This article about early Sesame Street starts off snarky, but touches on some interesting elements of the original Sesame Street production. Despite being a white suburban kid, I always felt at home in the pasteurized inner city environment of Sesame Street.
My favorite part:
People on “Sesame Street” had limited possibilities and fixed identities, and (the best part) you weren’t expected to change much. The harshness of existence was a given, and no one was proposing that numbers and letters would lead you “out” of your inner city to Elysian suburbs. Instead, “Sesame Street” suggested that learning might merely make our days more bearable, more interesting, funnier. It encouraged us, above all, to be nice to our neighbors and to cultivate the safer pleasures that take the edge off — taking baths, eating cookies, reading.
This is exactly the point of all non-vocational learning, isn't it?
2 comments:
I clearly remember one day in the fourth grade when my class was being interviewed for some educational tv program. Our teacher, Mrs. West was the tv personality for many of those old black and white educational, schools only programs back in the day. Anyway, she was asking each of us what we wanted to do when we grew up. I remember most of us replied (by rote, I am sure) that we wanted to go to college. "Why?" So we can get good jobs.
In the fourth grade, I made up my mind that that was a bleak, boring picture of my adult life to be. If the whole point of growing up and gaining an education was merely to enter the workforce and sit at desks, then that was not very motivational.
I got my education and my field of study is my passion. And now I waitress so I can afford to do freelance theater work. I may not have the job I want, but I sure as hell have the life I want.
I once saw a cartoon (By Edward Koren) in which two rich dudes are lounging by a pool or something, and one says "I hate my life, but I love my lifestyle." That was an important lesson for me. I need a great life, not an enviable lifestyle.

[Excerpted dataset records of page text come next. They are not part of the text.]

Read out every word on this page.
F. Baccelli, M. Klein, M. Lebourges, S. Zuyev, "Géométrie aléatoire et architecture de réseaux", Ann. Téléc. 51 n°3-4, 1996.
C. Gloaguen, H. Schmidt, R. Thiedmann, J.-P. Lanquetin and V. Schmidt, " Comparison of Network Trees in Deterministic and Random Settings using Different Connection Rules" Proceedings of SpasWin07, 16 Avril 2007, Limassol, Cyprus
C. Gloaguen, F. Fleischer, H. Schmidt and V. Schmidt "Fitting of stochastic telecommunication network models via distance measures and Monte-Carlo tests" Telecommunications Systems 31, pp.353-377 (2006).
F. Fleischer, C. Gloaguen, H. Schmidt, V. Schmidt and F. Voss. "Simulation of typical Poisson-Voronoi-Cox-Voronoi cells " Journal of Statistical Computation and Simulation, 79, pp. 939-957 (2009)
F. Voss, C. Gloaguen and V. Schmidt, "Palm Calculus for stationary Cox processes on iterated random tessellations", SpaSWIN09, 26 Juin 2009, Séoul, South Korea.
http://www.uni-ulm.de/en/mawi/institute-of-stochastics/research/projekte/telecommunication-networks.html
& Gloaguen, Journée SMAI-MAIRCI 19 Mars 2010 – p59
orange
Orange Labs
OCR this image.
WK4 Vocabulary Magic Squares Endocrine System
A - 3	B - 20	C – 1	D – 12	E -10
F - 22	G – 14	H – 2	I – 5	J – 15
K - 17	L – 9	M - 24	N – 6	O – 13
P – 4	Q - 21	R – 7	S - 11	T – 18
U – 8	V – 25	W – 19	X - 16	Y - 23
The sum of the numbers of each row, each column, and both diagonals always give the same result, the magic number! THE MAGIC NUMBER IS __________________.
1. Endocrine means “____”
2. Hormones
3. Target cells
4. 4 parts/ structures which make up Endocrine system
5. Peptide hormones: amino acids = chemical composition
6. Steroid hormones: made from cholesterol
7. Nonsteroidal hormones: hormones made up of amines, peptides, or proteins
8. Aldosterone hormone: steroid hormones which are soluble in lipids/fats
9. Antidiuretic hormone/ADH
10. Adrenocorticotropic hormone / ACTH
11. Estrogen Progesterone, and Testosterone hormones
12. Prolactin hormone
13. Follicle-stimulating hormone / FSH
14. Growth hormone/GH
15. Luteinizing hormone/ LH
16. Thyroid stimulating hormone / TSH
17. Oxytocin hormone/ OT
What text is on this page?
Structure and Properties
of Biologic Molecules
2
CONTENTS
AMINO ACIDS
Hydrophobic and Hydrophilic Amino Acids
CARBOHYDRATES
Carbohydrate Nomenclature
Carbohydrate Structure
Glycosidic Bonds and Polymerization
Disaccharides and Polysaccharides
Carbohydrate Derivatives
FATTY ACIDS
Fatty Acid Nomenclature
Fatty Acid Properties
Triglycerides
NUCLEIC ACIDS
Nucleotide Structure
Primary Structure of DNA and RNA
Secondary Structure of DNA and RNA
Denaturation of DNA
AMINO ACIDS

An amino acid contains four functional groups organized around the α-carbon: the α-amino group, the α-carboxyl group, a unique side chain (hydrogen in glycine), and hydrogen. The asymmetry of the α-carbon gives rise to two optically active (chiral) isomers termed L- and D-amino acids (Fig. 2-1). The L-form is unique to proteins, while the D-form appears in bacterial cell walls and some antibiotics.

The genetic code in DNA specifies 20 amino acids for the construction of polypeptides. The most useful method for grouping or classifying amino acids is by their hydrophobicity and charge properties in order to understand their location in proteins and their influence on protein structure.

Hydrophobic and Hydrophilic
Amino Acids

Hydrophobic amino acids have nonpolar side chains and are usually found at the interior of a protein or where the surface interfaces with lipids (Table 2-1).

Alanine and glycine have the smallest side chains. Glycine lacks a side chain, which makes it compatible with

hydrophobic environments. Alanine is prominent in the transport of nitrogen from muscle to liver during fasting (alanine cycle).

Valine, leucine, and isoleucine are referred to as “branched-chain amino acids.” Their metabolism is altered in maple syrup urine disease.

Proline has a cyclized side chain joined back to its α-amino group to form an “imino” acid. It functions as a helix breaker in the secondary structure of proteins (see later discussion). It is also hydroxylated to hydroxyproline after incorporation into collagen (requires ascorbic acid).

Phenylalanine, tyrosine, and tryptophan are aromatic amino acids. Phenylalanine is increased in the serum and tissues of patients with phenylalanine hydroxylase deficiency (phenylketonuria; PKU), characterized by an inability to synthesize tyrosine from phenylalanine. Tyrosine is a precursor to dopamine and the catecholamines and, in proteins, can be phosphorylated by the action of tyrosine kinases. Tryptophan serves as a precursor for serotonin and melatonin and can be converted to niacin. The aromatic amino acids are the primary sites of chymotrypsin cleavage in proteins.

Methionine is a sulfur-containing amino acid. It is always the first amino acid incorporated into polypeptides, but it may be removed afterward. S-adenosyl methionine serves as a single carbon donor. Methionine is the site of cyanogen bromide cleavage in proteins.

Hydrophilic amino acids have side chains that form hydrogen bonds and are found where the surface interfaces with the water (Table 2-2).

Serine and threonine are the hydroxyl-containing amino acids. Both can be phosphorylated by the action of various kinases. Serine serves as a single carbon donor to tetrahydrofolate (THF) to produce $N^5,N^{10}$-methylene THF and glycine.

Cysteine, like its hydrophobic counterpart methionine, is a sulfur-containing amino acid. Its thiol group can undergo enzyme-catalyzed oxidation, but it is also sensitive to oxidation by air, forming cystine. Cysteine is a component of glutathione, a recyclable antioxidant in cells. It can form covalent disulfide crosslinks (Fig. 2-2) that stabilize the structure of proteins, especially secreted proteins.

I forgot to mention that I was on Sesame Street (the show, not the set) once. When I was a teen I was visiting Nashville, and the Judds were shooting a bit for Street. They rounded up some random people to be cheering fans, and I got pulled. I dunno if our crowd scene was ever used, but if it was lots of kids saw me in a crowd for a split second. I'm so proud.
During a pause in the taping one of the crowd asked the Judds what advice they had for aspiring show-bizzers. Their advice was to live a clean lifestyle. So take a tip from the Judds, everybody.